The debate on GenAI has now turned to whether the technology can overtime pose an existential danger to humankind. Some of the alarm is overheated and plain wrong. But the creation of “superintelligence” has drawn warnings from Geoffrey Hinton, the 2024 Nobel Prize winner for physics who is regarded as one of the godfathers of AI.

Hinton told BBC Radio 4 after winning the physics Nobel last year that there was a “10 per cent to 20 per cent chance” that AI would lead to human extinction within the next three decades. That is clearly a case of super-anxiety over the imagined destructive power of superintelligence. Hinton, however, backed his views with action. He resigned last year from Google which is at the vanguard of GenAI development.

Hinton added: “My worry is that just leaving it to the profit motive of large companies is not going to be sufficient to make sure they develop it safely. Most of the experts in the field think that probably within the next 20 years, we’re going to develop AIs that are smarter than people. And that’s a very scary thought.”

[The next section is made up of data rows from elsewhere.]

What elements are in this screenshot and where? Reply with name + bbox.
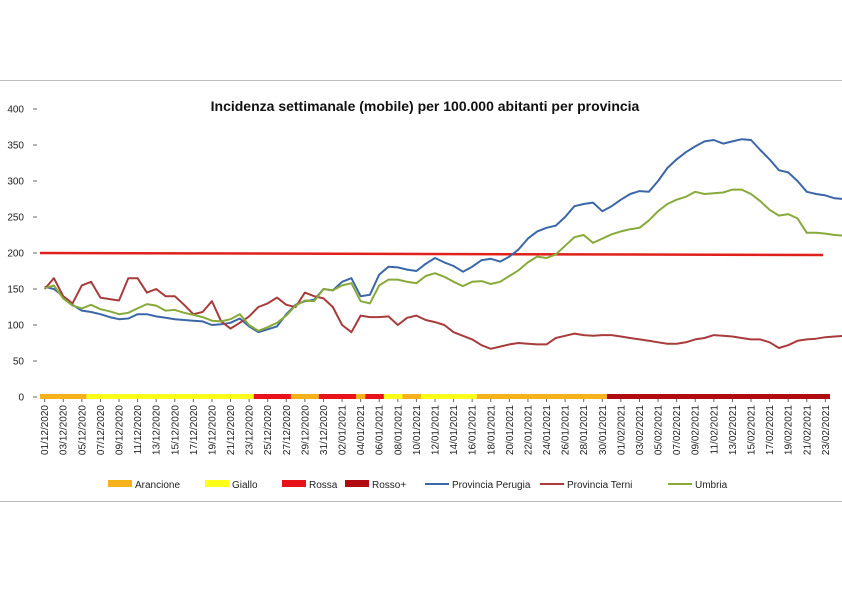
x-tick-label: 11/02/2021 (709, 405, 720, 455)
line-chart: Incidenza settimanale (mobile) per 100.0… (7, 98, 842, 491)
chart-container: Incidenza settimanale (mobile) per 100.0… (0, 80, 842, 502)
x-tick-label: 20/01/2021 (505, 405, 516, 455)
legend-label: Provincia Perugia (452, 480, 531, 491)
x-tick-label: 13/12/2020 (152, 405, 163, 455)
zone-band-segment (318, 394, 356, 399)
x-tick-label: 06/01/2021 (375, 405, 386, 455)
x-tick-label: 30/01/2021 (598, 405, 609, 455)
x-tick-label: 12/01/2021 (431, 405, 442, 455)
x-tick-label: 18/01/2021 (486, 405, 497, 455)
x-tick-label: 28/01/2021 (579, 405, 590, 455)
x-tick-label: 04/01/2021 (356, 405, 367, 455)
x-tick-label: 10/01/2021 (412, 405, 423, 455)
x-tick-label: 31/12/2020 (319, 405, 330, 455)
series-line-provincia-terni (43, 277, 842, 350)
zone-band-segment (86, 394, 254, 399)
x-tick-label: 09/02/2021 (691, 405, 702, 455)
y-tick-label: 100 (7, 321, 24, 332)
zone-band-segment (356, 394, 366, 399)
x-tick-label: 23/02/2021 (821, 405, 832, 455)
x-tick-label: 16/01/2021 (468, 405, 479, 455)
x-tick-label: 17/12/2020 (189, 405, 200, 455)
legend-swatch (282, 480, 306, 487)
x-tick-label: 08/01/2021 (393, 405, 404, 455)
plot-area: 0 50 100 150 200 250 300 350 400 01/12/2020 03/12/… (7, 105, 842, 455)
x-tick-label: 23/12/2020 (245, 405, 256, 455)
zone-band-segment (606, 394, 830, 399)
threshold-line (39, 251, 824, 257)
y-tick-label: 150 (7, 285, 24, 296)
x-tick-label: 21/12/2020 (226, 405, 237, 455)
y-tick-label: 0 (18, 393, 24, 404)
x-tick-label: 05/02/2021 (654, 405, 665, 455)
x-tick-label: 26/01/2021 (561, 405, 572, 455)
legend-label: Provincia Terni (567, 480, 632, 491)
chart-title: Incidenza settimanale (mobile) per 100.0… (211, 98, 640, 114)
zone-band-segment (383, 394, 403, 399)
zone-band-segment (253, 394, 291, 399)
x-tick-label: 17/02/2021 (765, 405, 776, 455)
zone-band-segment (421, 394, 477, 399)
series-line-provincia-perugia (44, 138, 842, 334)
zone-band-segment (365, 394, 384, 399)
legend: Arancione Giallo Rossa Rosso+ Provincia Peru… (108, 480, 728, 491)
zone-band-segment (476, 394, 607, 399)
legend-label: Arancione (135, 480, 180, 491)
x-tick-label: 01/02/2021 (616, 405, 627, 455)
x-tick-label: 03/12/2020 (59, 405, 70, 455)
y-tick-label: 400 (7, 105, 24, 116)
x-tick-label: 11/12/2020 (133, 405, 144, 455)
x-tick-label: 07/02/2021 (672, 405, 683, 455)
legend-label: Giallo (232, 480, 258, 491)
legend-swatch (345, 480, 369, 487)
x-tick-label: 15/12/2020 (170, 405, 181, 455)
x-tick-label: 29/12/2020 (300, 405, 311, 455)
y-tick-label: 50 (13, 357, 25, 368)
x-tick-label: 07/12/2020 (96, 405, 107, 455)
zone-band-segment (40, 394, 87, 399)
x-tick-label: 05/12/2020 (77, 405, 88, 455)
legend-swatch (108, 480, 132, 487)
x-tick-label: 13/02/2021 (728, 405, 739, 455)
legend-label: Rossa (309, 480, 338, 491)
zone-band-segment (290, 394, 319, 399)
y-tick-label: 350 (7, 141, 24, 152)
x-tick-label: 24/01/2021 (542, 405, 553, 455)
legend-swatch (205, 480, 229, 487)
x-tick-label: 01/12/2020 (40, 405, 51, 455)
series-line-umbria (44, 188, 842, 332)
x-tick-label: 15/02/2021 (747, 405, 758, 455)
x-tick-label: 19/12/2020 (207, 405, 218, 455)
x-tick-label: 19/02/2021 (784, 405, 795, 455)
x-tick-label: 25/12/2020 (263, 405, 274, 455)
x-tick-label: 09/12/2020 (115, 405, 126, 455)
y-tick-label: 300 (7, 177, 24, 188)
x-tick-label: 02/01/2021 (338, 405, 349, 455)
x-tick-label: 27/12/2020 (282, 405, 293, 455)
zone-band-segment (402, 394, 422, 399)
x-tick-label: 03/02/2021 (635, 405, 646, 455)
y-tick-label: 200 (7, 249, 24, 260)
x-tick-label: 14/01/2021 (449, 405, 460, 455)
x-tick-label: 22/01/2021 (523, 405, 534, 455)
legend-label: Umbria (695, 480, 728, 491)
legend-label: Rosso+ (372, 480, 406, 491)
x-tick-label: 21/02/2021 (802, 405, 813, 455)
y-tick-label: 250 (7, 213, 24, 224)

It isn’t actually. The other godfather of AI, Yann LeCun, chief scientist at Zuckerberg’s Meta, feels Hinton worries too much. He says: “AI could actually save humanity from extinction.”

As always, the truth lies between the two extremes. The real reason for the drama orchestrated by Altman, Zuckerberg and Musk over the superpower of GenAI is to attract investors to fund their companies’ expensive plans to create superintelligence. The huge datacentres being built across America need a tsunami of private equity funding. Without an existential narrative, they won’t get it.

But increasingly hard questions are being asked. What are the real-life use cases of GenAI? They have helped medical diagnostics, made coding almost instantaneous, and automated industry processes. So far, GenAI is about speed, not innovation. Humanoid robots in China strut around shopfloors, often colliding with each other and tumbling down. Many remember the excitement over Metaverse, IOT and Web3.0. Most have remained acronyms.

Will GenAI deliver real transformation? Masayoshi Son, for one, is hedging his bets.